Do not rely on the integrity of a salesperson. Instead, find out how the industry works to help you find the best possible value.
Medigap Insurance can have the same coverage for significantly different prices.
Because Medicare Supplemental Insurance or Medigap plans are standardized to provide the same benefits, it is logical to expect prices to be standardized as well. This is not true at all.
The Medigap insurance is divided into ten different service packages with letters from A to N. The Medigap Plan A has the least coverage, however, Plan N doesn’t have the most all-inclusive coverage. Such a plan would be Plan F and Plan C is the next.
Standardization implies that for each Plan A, the benefits are the same, regardless of whether it is provided by a well-known insurer or an unpopular insurance company. If you pay higher premiums, you will not receive any additional coverage. You need to switch to a plan with a different letter to change your benefits.
Nevertheless, insurers inexplicably charge different prices for Plan A, Plan B, etc. The only way to know you will get the best price for the plan you choose is to get estimates from many different companies. This is where the internet comes in. Some sites offer quotes on plans from different companies and often provide personal assistance in comparing plans.

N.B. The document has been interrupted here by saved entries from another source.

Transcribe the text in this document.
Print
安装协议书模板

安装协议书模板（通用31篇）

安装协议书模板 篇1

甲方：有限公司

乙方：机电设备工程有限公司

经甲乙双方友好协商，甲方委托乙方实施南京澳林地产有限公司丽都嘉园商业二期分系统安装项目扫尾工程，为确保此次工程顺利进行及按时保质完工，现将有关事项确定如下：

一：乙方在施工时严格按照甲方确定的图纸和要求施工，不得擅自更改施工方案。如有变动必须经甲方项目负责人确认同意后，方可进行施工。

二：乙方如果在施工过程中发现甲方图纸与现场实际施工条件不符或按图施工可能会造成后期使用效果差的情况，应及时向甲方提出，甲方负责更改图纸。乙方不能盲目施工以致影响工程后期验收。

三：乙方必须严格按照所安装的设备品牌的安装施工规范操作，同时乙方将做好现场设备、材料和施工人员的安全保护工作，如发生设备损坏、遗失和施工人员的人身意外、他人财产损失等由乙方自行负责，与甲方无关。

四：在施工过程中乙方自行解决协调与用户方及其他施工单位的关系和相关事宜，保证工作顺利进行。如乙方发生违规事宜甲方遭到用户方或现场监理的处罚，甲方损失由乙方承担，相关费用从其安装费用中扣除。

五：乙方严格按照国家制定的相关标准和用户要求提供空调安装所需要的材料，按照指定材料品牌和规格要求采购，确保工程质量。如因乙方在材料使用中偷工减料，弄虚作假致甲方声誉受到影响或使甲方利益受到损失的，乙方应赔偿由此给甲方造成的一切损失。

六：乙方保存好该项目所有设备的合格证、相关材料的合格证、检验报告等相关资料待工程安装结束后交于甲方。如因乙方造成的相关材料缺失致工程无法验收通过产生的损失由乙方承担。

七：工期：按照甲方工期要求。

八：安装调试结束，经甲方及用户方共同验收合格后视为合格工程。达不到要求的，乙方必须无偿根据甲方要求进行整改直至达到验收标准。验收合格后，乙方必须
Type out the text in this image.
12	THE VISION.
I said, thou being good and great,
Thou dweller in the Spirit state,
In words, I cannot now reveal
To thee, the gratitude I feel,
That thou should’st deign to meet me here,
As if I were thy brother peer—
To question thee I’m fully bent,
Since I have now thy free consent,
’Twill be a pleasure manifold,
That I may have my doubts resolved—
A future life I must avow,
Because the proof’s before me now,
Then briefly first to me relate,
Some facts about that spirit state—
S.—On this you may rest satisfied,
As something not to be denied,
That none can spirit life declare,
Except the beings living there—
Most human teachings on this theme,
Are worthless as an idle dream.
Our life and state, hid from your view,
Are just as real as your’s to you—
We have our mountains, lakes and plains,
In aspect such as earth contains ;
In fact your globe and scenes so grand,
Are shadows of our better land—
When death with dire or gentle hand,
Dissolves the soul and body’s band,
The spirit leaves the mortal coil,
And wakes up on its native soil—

Medigap plan pricing is not all the same. The pricing model that increases the premiums based on age is referred to as “Attained Age Rated”. This model can be tempting as it offers really low prices for seniors who are 65 years of age. It is risky because your premiums will increase not just because of inflation, but also because you inevitably get older. By the time your premiums are higher than other plans based on different pricing models, your state of health may prevent you from switching to more favorable plans. This means that you either have to pay higher installments, or do without complementary Medicare and spend plenty on health out of pocket.
Yet another pricing model is referred to as the Issue Age Rated, but it is unpopular. Prices are based on your age when you apply for a plan, and prices do not go up just because you are getting older. However, prices are rising with inflation. These plans usually cost less if you apply at a younger age.
A third pricing model can be the most popular as it is not based on age. Prices remain constant for everybody within a given area, regardless of gender, age or their life style. Prices usually start higher than other pricing models, but that will be different in later years. These plans will not be the most exorbitant as their premiums will not be increased to reflect your increasing age.